We are actively looking at other avenues to utilize the foodkg. For example, recently, we have focused our attention on developing better models at recommending useful food substitutions. We welcome the community to explore the foodkg and propose suggestions and improvements!
How did you become involved in KGs?
I got involved with KGs through my graduate-level work at MIT. During my early days at MIT, I contributed to the Tabulator, a linked data browser, where I developed several ‘panes’ for knowledge graph-based applications. In my doctoral thesis research, I explored data reuse issues on the Web, which was at the intersection of the Semantic Web and Web Science research. As part of my thesis, I developed a Web protocol to enable accountable usage of data called HTTPA (Hyper Text Transfer Protocol with Accountability).
The core of the protocol assumed that the data on web pages would be linked to other data items on other web pages, resulting in an implicit knowledge graph. The protocol would leverage such relationships and usage restrictions on linked data to evaluate if secondary reuse was compliant with the original intent of the data creator. Since completing my doctoral work, I have engaged in knowledge graph research both in industrial and academic capacities. I have worked on knowledge graph provenance systems catering to enterprises, and in the past few years, I have been working on health-based knowledge graphs as part of the HEALS project.

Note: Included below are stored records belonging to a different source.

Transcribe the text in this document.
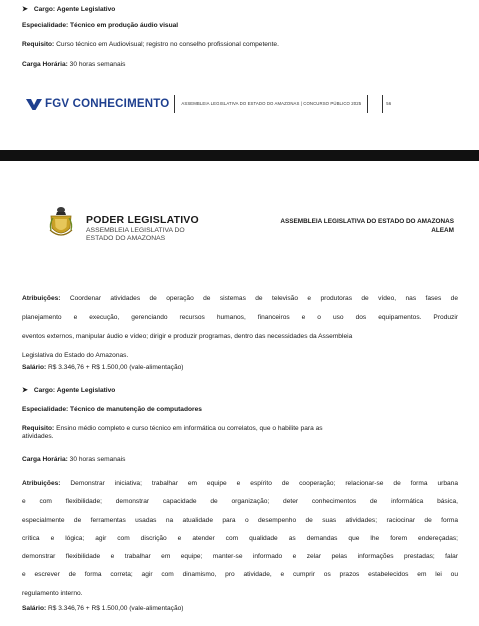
➤ Cargo: Agente Legislativo
Especialidade: Técnico em produção áudio visual
Requisito: Curso técnico em Audiovisual; registro no conselho profissional competente.
Carga Horária: 30 horas semanais
FGV CONHECIMENTO	ASSEMBLEIA LEGISLATIVA DO ESTADO DO AMAZONAS | CONCURSO PÚBLICO 2025	56
PODER LEGISLATIVO
ASSEMBLEIA LEGISLATIVA DO
ESTADO DO AMAZONAS
ASSEMBLEIA LEGISLATIVA DO ESTADO DO AMAZONAS
ALEAM

Atribuições: Coordenar atividades de operação de sistemas de televisão e produtoras de vídeo, nas fases de

planejamento e execução, gerenciando recursos humanos, financeiros e o uso dos equipamentos. Produzir

eventos externos, manipular áudio e vídeo; dirigir e produzir programas, dentro das necessidades da Assembleia

Legislativa do Estado do Amazonas.

Salário: R$ 3.346,76 + R$ 1.500,00 (vale-alimentação)
➤ Cargo: Agente Legislativo
Especialidade: Técnico de manutenção de computadores

Requisito: Ensino médio completo e curso técnico em informática ou correlatos, que o habilite para as

atividades.

Carga Horária: 30 horas semanais

Atribuições: Demonstrar iniciativa; trabalhar em equipe e espírito de cooperação; relacionar-se de forma urbana

e com flexibilidade; demonstrar capacidade de organização; deter conhecimentos de informática básica,

especialmente de ferramentas usadas na atualidade para o desempenho de suas atividades; raciocinar de forma

crítica e lógica; agir com discrição e atender com qualidade as demandas que lhe forem endereçadas;

demonstrar flexibilidade e trabalhar em equipe; manter-se informado e zelar pelas informações prestadas; falar

e escrever de forma correta; agir com dinamismo, pro atividade, e cumprir os prazos estabelecidos em lei ou

regulamento interno.

Salário: R$ 3.346,76 + R$ 1.500,00 (vale-alimentação)
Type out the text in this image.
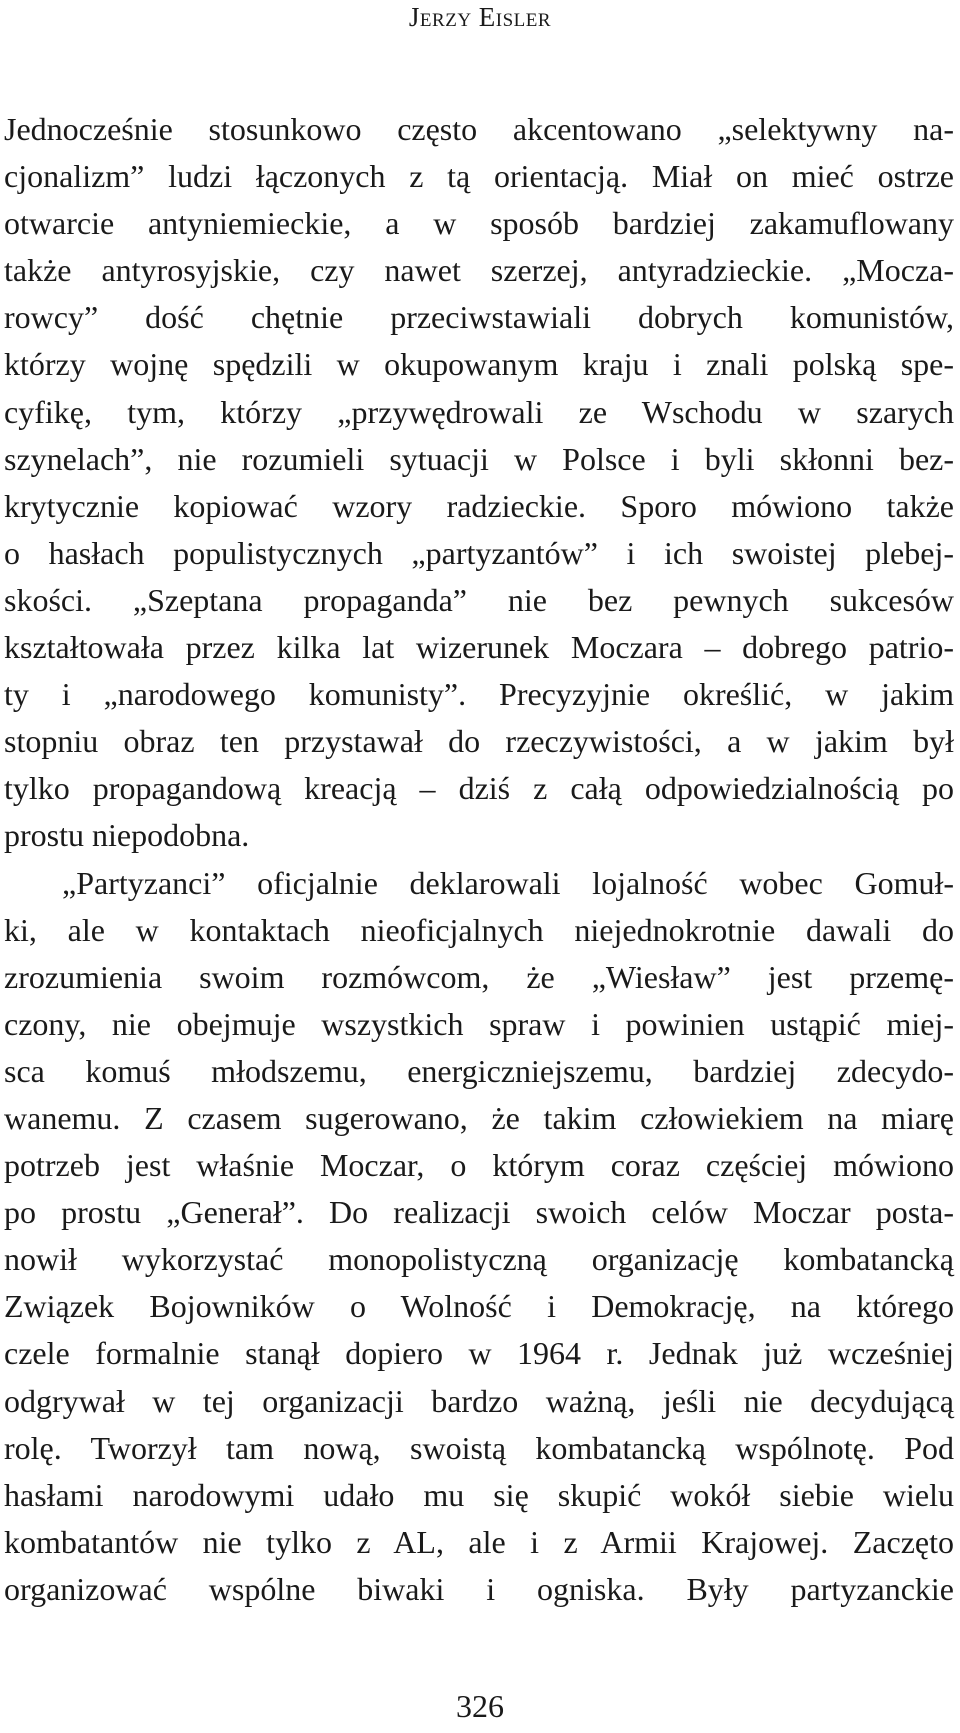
Jerzy Eisler
Jednocześnie stosunkowo często akcentowano „selektywny na-
cjonalizm” ludzi łączonych z tą orientacją. Miał on mieć ostrze
otwarcie antyniemieckie, a w sposób bardziej zakamuflowany
także antyrosyjskie, czy nawet szerzej, antyradzieckie. „Mocza-
rowcy” dość chętnie przeciwstawiali dobrych komunistów,
którzy wojnę spędzili w okupowanym kraju i znali polską spe-
cyfikę, tym, którzy „przywędrowali ze Wschodu w szarych
szynelach”, nie rozumieli sytuacji w Polsce i byli skłonni bez-
krytycznie kopiować wzory radzieckie. Sporo mówiono także
o hasłach populistycznych „partyzantów” i ich swoistej plebej-
skości. „Szeptana propaganda” nie bez pewnych sukcesów
kształtowała przez kilka lat wizerunek Moczara – dobrego patrio-
ty i „narodowego komunisty”. Precyzyjnie określić, w jakim
stopniu obraz ten przystawał do rzeczywistości, a w jakim był
tylko propagandową kreacją – dziś z całą odpowiedzialnością po
prostu niepodobna.
„Partyzanci” oficjalnie deklarowali lojalność wobec Gomuł-
ki, ale w kontaktach nieoficjalnych niejednokrotnie dawali do
zrozumienia swoim rozmówcom, że „Wiesław” jest przemę-
czony, nie obejmuje wszystkich spraw i powinien ustąpić miej-
sca komuś młodszemu, energiczniejszemu, bardziej zdecydo-
wanemu. Z czasem sugerowano, że takim człowiekiem na miarę
potrzeb jest właśnie Moczar, o którym coraz częściej mówiono
po prostu „Generał”. Do realizacji swoich celów Moczar posta-
nowił wykorzystać monopolistyczną organizację kombatancką
Związek Bojowników o Wolność i Demokrację, na którego
czele formalnie stanął dopiero w 1964 r. Jednak już wcześniej
odgrywał w tej organizacji bardzo ważną, jeśli nie decydującą
rolę. Tworzył tam nową, swoistą kombatancką wspólnotę. Pod
hasłami narodowymi udało mu się skupić wokół siebie wielu
kombatantów nie tylko z AL, ale i z Armii Krajowej. Zaczęto
organizować wspólne biwaki i ogniska. Były partyzanckie
326
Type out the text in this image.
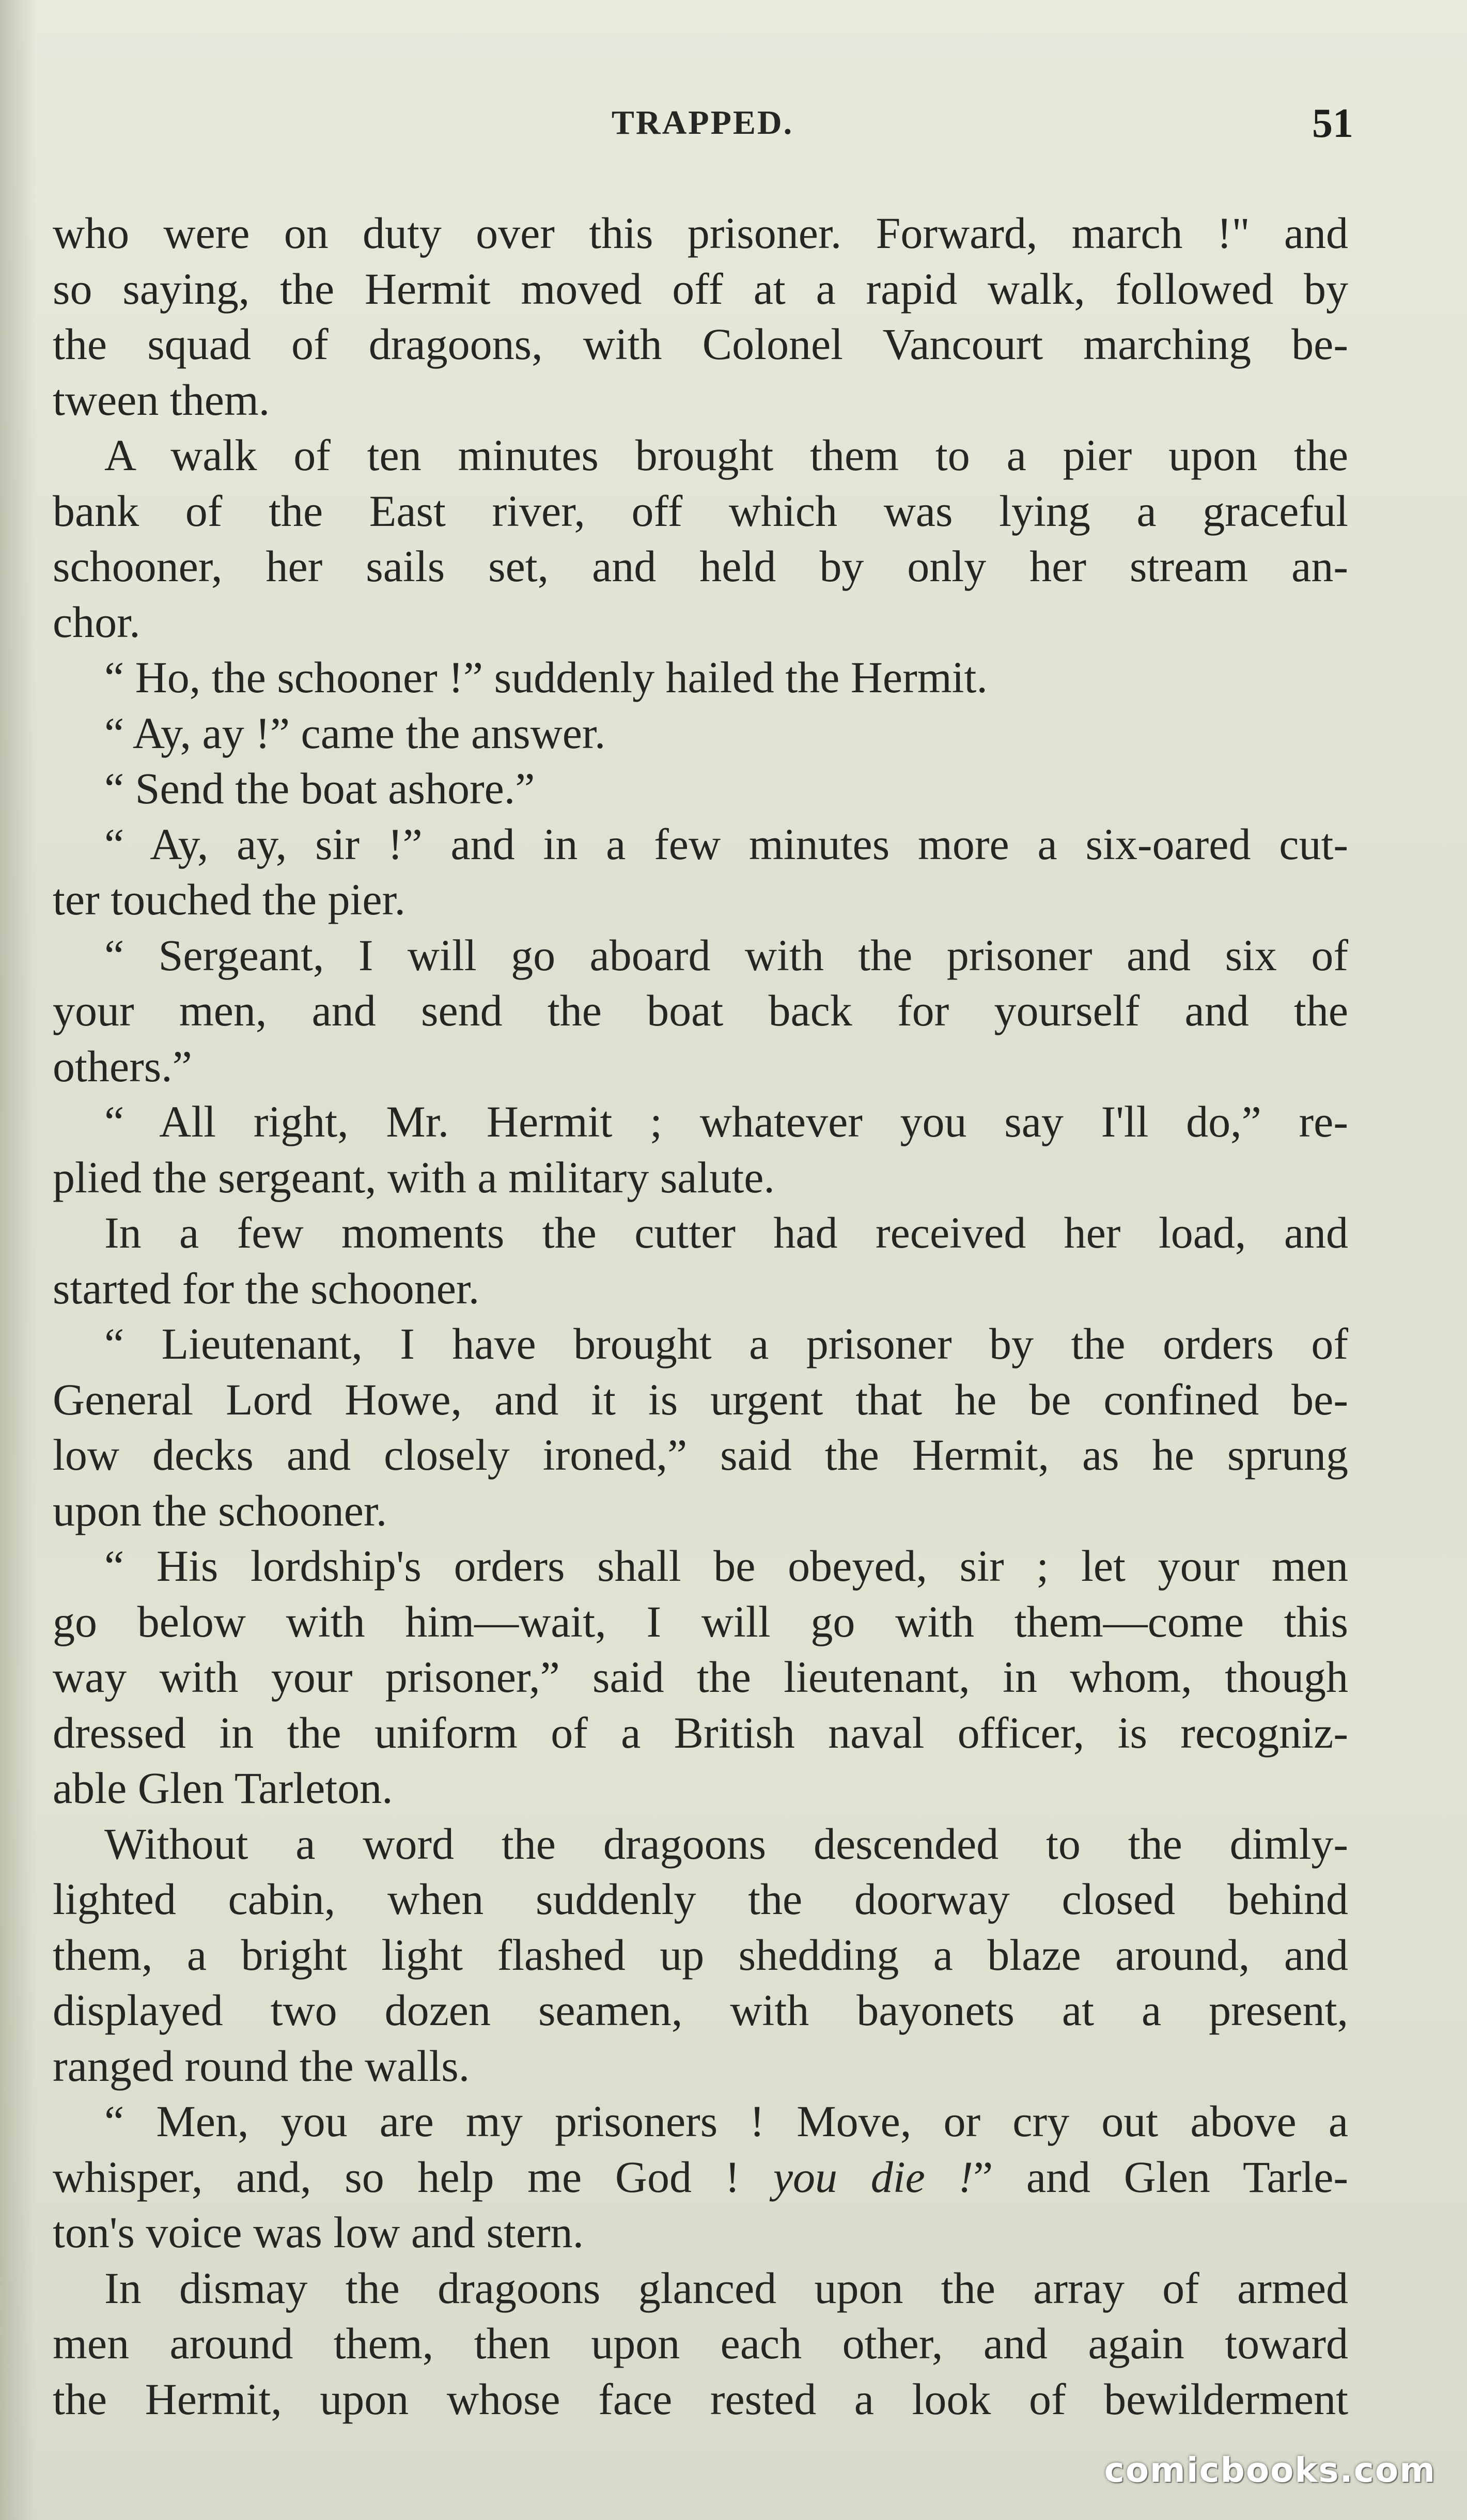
TRAPPED.	51
who were on duty over this prisoner. Forward, march !" and
so saying, the Hermit moved off at a rapid walk, followed by
the squad of dragoons, with Colonel Vancourt marching be-
tween them.
A walk of ten minutes brought them to a pier upon the
bank of the East river, off which was lying a graceful
schooner, her sails set, and held by only her stream an-
chor.
“ Ho, the schooner !” suddenly hailed the Hermit.
“ Ay, ay !” came the answer.
“ Send the boat ashore.”
“ Ay, ay, sir !” and in a few minutes more a six-oared cut-
ter touched the pier.
“ Sergeant, I will go aboard with the prisoner and six of
your men, and send the boat back for yourself and the
others.”
“ All right, Mr. Hermit ; whatever you say I'll do,” re-
plied the sergeant, with a military salute.
In a few moments the cutter had received her load, and
started for the schooner.
“ Lieutenant, I have brought a prisoner by the orders of
General Lord Howe, and it is urgent that he be confined be-
low decks and closely ironed,” said the Hermit, as he sprung
upon the schooner.
“ His lordship's orders shall be obeyed, sir ; let your men
go below with him—wait, I will go with them—come this
way with your prisoner,” said the lieutenant, in whom, though
dressed in the uniform of a British naval officer, is recogniz-
able Glen Tarleton.
Without a word the dragoons descended to the dimly-
lighted cabin, when suddenly the doorway closed behind
them, a bright light flashed up shedding a blaze around, and
displayed two dozen seamen, with bayonets at a present,
ranged round the walls.
“ Men, you are my prisoners ! Move, or cry out above a
whisper, and, so help me God ! you die !” and Glen Tarle-
ton's voice was low and stern.
In dismay the dragoons glanced upon the array of armed
men around them, then upon each other, and again toward
the Hermit, upon whose face rested a look of bewilderment
comicbooks.com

What makes KGs interesting?
KGs are very useful for knowledge exploration and exploitation. Compared to data silos, KGs enable us to navigate related information serendipitously by following links that specify the relationships between entities in the knowledge graph. KGs, and more specifically ontologies, allow domain experts to capture knowledge in a structured format that can be used for reasoning and direct querying to derive an answer to a question. The reasoning process, especially when the original knowledge graph is combined with other knowledge graphs, leads to interesting insights that would not have been available in just one source alone.
There is a lot of potential in KGs, both on the applications of KGs and original research in KG representation and development. I’m very excited to be in this space.
What’s something about you that others may not know?
I was fortunate to be the first PhD graduate of the inventor of the world wide web, Tim Berners-Lee.